Bob Ridler, the chairman of the Town of Cazenovia Planning Board, spoke at last week’s meeting at the Brooklea Drive town hall as well.
Ridler said the town monitors sections around the Chittenango Creek tributary and everywhere else to make sure chemicals from septic systems and lawn treatments are controlled.
He said development going in around the lake has to abide by guidelines related to non-disturbance of the lake, such as allowances to build within certain distances of the lakeshore.
There’s also the Cazenovia Area Conservation Committee, a group of volunteers with specialized scientific and environmental knowledge when it comes to community governance that sits in on the town’s development application hearings and reviews.
Ridler said riparian corridors have been established and defined in Cazenovia’s town code and are treated the same way as the designated Critical Environmental Areas around its lake, marked as the first 20 feet of lakeshore.
During the evening meeting, Reger said the educational and protective efforts over time all go back to taking care of the lake and bettering its health, which in turn is in the interest of the community when it has to do with public safety or the affecting of property values of surrounding homes if the lake’s water quality ever deteriorated.
Don Gates, a member of the Manlius Watershed Stewards, said his citizens committee can help and has helped the Manlius Town Board function and learn from their residents.

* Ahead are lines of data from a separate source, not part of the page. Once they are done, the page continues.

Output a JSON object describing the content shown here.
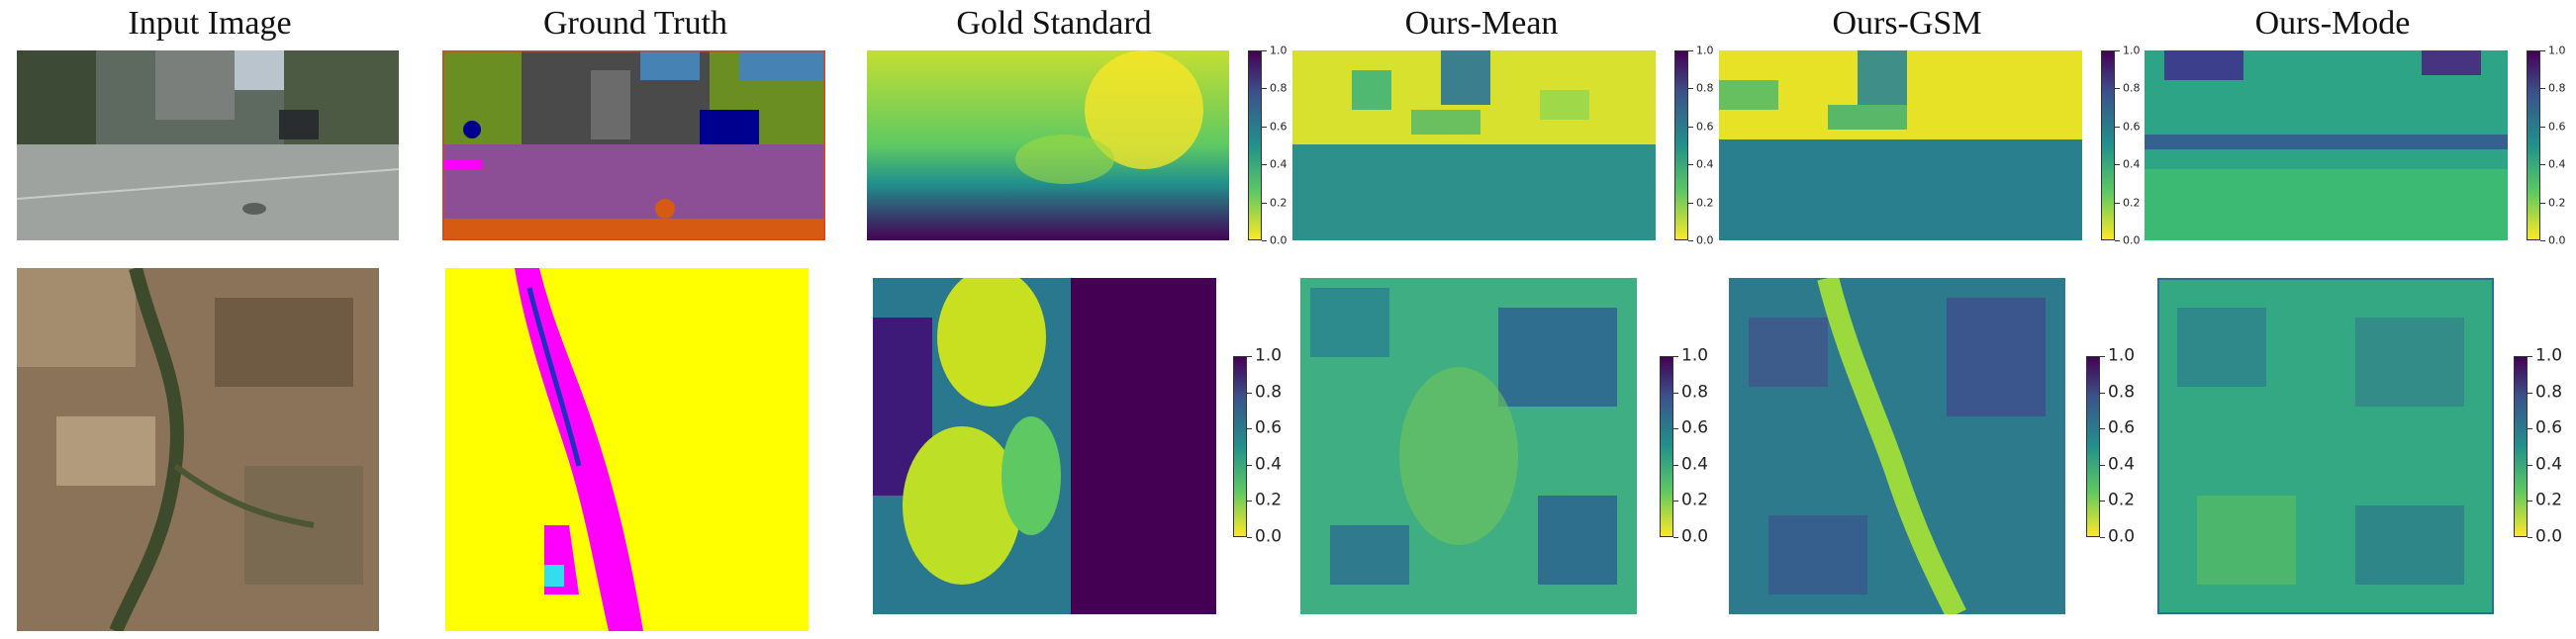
{
  "columns": {
    "input": "Input Image",
    "ground_truth": "Ground Truth",
    "gold": "Gold Standard",
    "mean": "Ours-Mean",
    "gsm": "Ours-GSM",
    "mode": "Ours-Mode"
  },
  "colorbar": {
    "colormap": "viridis (reversed: yellow at 0.0, purple at 1.0)",
    "ticks": [
      "1.0",
      "0.8",
      "0.6",
      "0.4",
      "0.2",
      "0.0"
    ]
  },
  "rows": [
    {
      "dataset": "street scene"
    },
    {
      "dataset": "aerial landscape"
    }
  ],
  "palette": {
    "viridis_dark": "#440154",
    "viridis_blue": "#3b528b",
    "viridis_teal": "#21918c",
    "viridis_green": "#5ec962",
    "viridis_yellow": "#fde725",
    "gt_purple": "#8c4f96",
    "gt_orange": "#d65a12",
    "gt_magenta": "#ff00ff",
    "gt_yellow": "#ffff00"
  }
}
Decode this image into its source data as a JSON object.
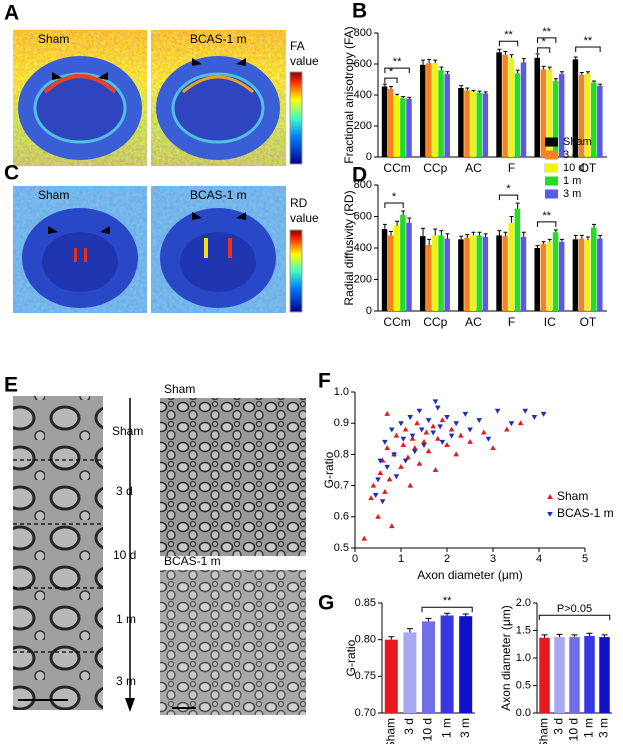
{
  "panels": {
    "A": {
      "letter": "A",
      "labels": [
        "Sham",
        "BCAS-1 m"
      ],
      "colorbar_label": [
        "FA",
        "value"
      ]
    },
    "C": {
      "letter": "C",
      "labels": [
        "Sham",
        "BCAS-1 m"
      ],
      "colorbar_label": [
        "RD",
        "value"
      ]
    },
    "E": {
      "letter": "E",
      "timeline": [
        "Sham",
        "3 d",
        "10 d",
        "1 m",
        "3 m"
      ],
      "image_labels": [
        "Sham",
        "BCAS-1 m"
      ]
    }
  },
  "chart_data": [
    {
      "panel_label": "B",
      "type": "bar",
      "ylabel": "Fractional anisotropy (FA)",
      "categories": [
        "CCm",
        "CCp",
        "AC",
        "F",
        "IC",
        "OT"
      ],
      "ylim": [
        0,
        800
      ],
      "yticks": [
        0,
        200,
        400,
        600,
        800
      ],
      "series": [
        {
          "color": "#000000",
          "values": [
            455,
            595,
            445,
            675,
            640,
            630
          ],
          "errors": [
            15,
            30,
            15,
            20,
            25,
            15
          ]
        },
        {
          "color": "#f5821f",
          "values": [
            440,
            605,
            430,
            660,
            565,
            530
          ],
          "errors": [
            15,
            25,
            15,
            20,
            20,
            15
          ]
        },
        {
          "color": "#f2f20a",
          "values": [
            395,
            605,
            420,
            640,
            565,
            535
          ],
          "errors": [
            10,
            20,
            10,
            20,
            15,
            15
          ]
        },
        {
          "color": "#22dd22",
          "values": [
            380,
            560,
            415,
            540,
            490,
            480
          ],
          "errors": [
            10,
            20,
            10,
            20,
            15,
            10
          ]
        },
        {
          "color": "#5a5ae6",
          "values": [
            375,
            535,
            410,
            610,
            535,
            460
          ],
          "errors": [
            10,
            15,
            10,
            25,
            15,
            10
          ]
        }
      ],
      "annotations": [
        "**",
        "*",
        "**",
        "**",
        "*",
        "**"
      ]
    },
    {
      "panel_label": "D",
      "type": "bar",
      "ylabel": "Radial diffusivity (RD)",
      "categories": [
        "CCm",
        "CCp",
        "AC",
        "F",
        "IC",
        "OT"
      ],
      "ylim": [
        0,
        800
      ],
      "yticks": [
        0,
        200,
        400,
        600,
        800
      ],
      "legend": "upper right",
      "series": [
        {
          "name": "Sham",
          "color": "#000000",
          "values": [
            520,
            475,
            455,
            480,
            400,
            455
          ],
          "errors": [
            30,
            50,
            20,
            30,
            15,
            25
          ]
        },
        {
          "name": "3 d",
          "color": "#f5821f",
          "values": [
            480,
            420,
            465,
            475,
            425,
            460
          ],
          "errors": [
            25,
            35,
            20,
            25,
            15,
            20
          ]
        },
        {
          "name": "10 d",
          "color": "#f2f20a",
          "values": [
            540,
            480,
            480,
            560,
            440,
            450
          ],
          "errors": [
            30,
            40,
            20,
            40,
            15,
            20
          ]
        },
        {
          "name": "1 m",
          "color": "#22dd22",
          "values": [
            610,
            480,
            480,
            650,
            500,
            530
          ],
          "errors": [
            25,
            30,
            20,
            35,
            15,
            20
          ]
        },
        {
          "name": "3 m",
          "color": "#5a5ae6",
          "values": [
            560,
            460,
            470,
            470,
            440,
            460
          ],
          "errors": [
            30,
            30,
            20,
            30,
            15,
            20
          ]
        }
      ],
      "annotations": [
        "*",
        "*",
        "**"
      ]
    },
    {
      "panel_label": "F",
      "type": "scatter",
      "xlabel": "Axon diameter (μm)",
      "ylabel": "G-ratio",
      "xlim": [
        0,
        5
      ],
      "xticks": [
        0,
        1,
        2,
        3,
        4,
        5
      ],
      "ylim": [
        0.5,
        1
      ],
      "yticks": [
        0.5,
        0.6,
        0.7,
        0.8,
        0.9,
        {
          "value": 1,
          "label": "1.0"
        }
      ],
      "legend": "lower right",
      "series": [
        {
          "name": "Sham",
          "color": "#e8191e",
          "marker": "triangle-up",
          "x": [
            0.2,
            0.35,
            0.4,
            0.5,
            0.55,
            0.6,
            0.65,
            0.7,
            0.75,
            0.8,
            0.85,
            0.9,
            1.0,
            1.05,
            1.1,
            1.15,
            1.2,
            1.25,
            1.3,
            1.35,
            1.4,
            1.5,
            1.55,
            1.6,
            1.7,
            1.75,
            1.8,
            1.9,
            2.0,
            2.1,
            2.2,
            2.3,
            2.5,
            2.8,
            3.0,
            3.3,
            3.6,
            0.7
          ],
          "values": [
            0.53,
            0.66,
            0.7,
            0.6,
            0.74,
            0.78,
            0.68,
            0.82,
            0.72,
            0.57,
            0.8,
            0.86,
            0.76,
            0.83,
            0.88,
            0.79,
            0.7,
            0.85,
            0.82,
            0.9,
            0.77,
            0.84,
            0.87,
            0.81,
            0.89,
            0.75,
            0.85,
            0.91,
            0.83,
            0.88,
            0.8,
            0.86,
            0.84,
            0.87,
            0.82,
            0.88,
            0.9,
            0.93
          ]
        },
        {
          "name": "BCAS-1 m",
          "color": "#1a2fb8",
          "marker": "triangle-down",
          "x": [
            0.45,
            0.5,
            0.55,
            0.6,
            0.65,
            0.7,
            0.8,
            0.85,
            0.9,
            1.0,
            1.05,
            1.1,
            1.2,
            1.25,
            1.3,
            1.4,
            1.45,
            1.5,
            1.6,
            1.7,
            1.8,
            1.85,
            1.9,
            2.0,
            2.1,
            2.2,
            2.4,
            2.5,
            2.7,
            2.9,
            3.1,
            3.4,
            3.7,
            3.9,
            4.1,
            1.75
          ],
          "values": [
            0.67,
            0.72,
            0.78,
            0.65,
            0.84,
            0.76,
            0.88,
            0.8,
            0.73,
            0.9,
            0.85,
            0.78,
            0.92,
            0.86,
            0.81,
            0.94,
            0.88,
            0.83,
            0.91,
            0.87,
            0.95,
            0.89,
            0.84,
            0.92,
            0.86,
            0.9,
            0.93,
            0.88,
            0.91,
            0.85,
            0.94,
            0.9,
            0.94,
            0.92,
            0.93,
            0.97
          ]
        }
      ]
    },
    {
      "panel_label": "G",
      "type": "bar",
      "ylabel": "G-ratio",
      "categories": [
        "Sham",
        "3 d",
        "10 d",
        "1 m",
        "3 m"
      ],
      "values": [
        0.8,
        0.81,
        0.825,
        0.833,
        0.832
      ],
      "errors": [
        0.004,
        0.005,
        0.004,
        0.003,
        0.003
      ],
      "colors": [
        "#e8191e",
        "#a8a8f0",
        "#6f6fe8",
        "#3838e0",
        "#1010c8"
      ],
      "ylim": [
        0.7,
        0.85
      ],
      "yticks": [
        {
          "value": 0.7,
          "label": "0.70"
        },
        {
          "value": 0.75,
          "label": "0.75"
        },
        {
          "value": 0.8,
          "label": "0.80"
        },
        {
          "value": 0.85,
          "label": "0.85"
        }
      ],
      "annotations": [
        "**"
      ]
    },
    {
      "type": "bar",
      "ylabel": "Axon diameter (μm)",
      "categories": [
        "Sham",
        "3 d",
        "10 d",
        "1 m",
        "3 m"
      ],
      "values": [
        1.37,
        1.38,
        1.38,
        1.4,
        1.38
      ],
      "errors": [
        0.05,
        0.05,
        0.04,
        0.05,
        0.04
      ],
      "colors": [
        "#e8191e",
        "#a8a8f0",
        "#6f6fe8",
        "#3838e0",
        "#1010c8"
      ],
      "ylim": [
        0,
        2
      ],
      "yticks": [
        {
          "value": 0,
          "label": "0.0"
        },
        0.5,
        {
          "value": 1,
          "label": "1.0"
        },
        1.5,
        {
          "value": 2,
          "label": "2.0"
        }
      ],
      "annotations": [
        "P>0.05"
      ]
    }
  ]
}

Gates said that in the vein of what the CLWC has done, he’d like to see the local watershed stewards group collaborate more with other similar-minded area organizations like Sustainable Manlius, the town’s tree commission, Climate Change Awareness and Action, and Trout Unlimited.
The Town of Manlius Watershed Stewards focus on fostering watershed resilience through means such as erosion control, flood mitigation and pollution reduction. The group meets once a month.
Limestone Creek and its tributaries form the primary watershed in the town of Manlius, but the town also contains part of the Butternut Creek and Chittenango Creek watersheds, with all three part of the larger Oneida Lake watershed.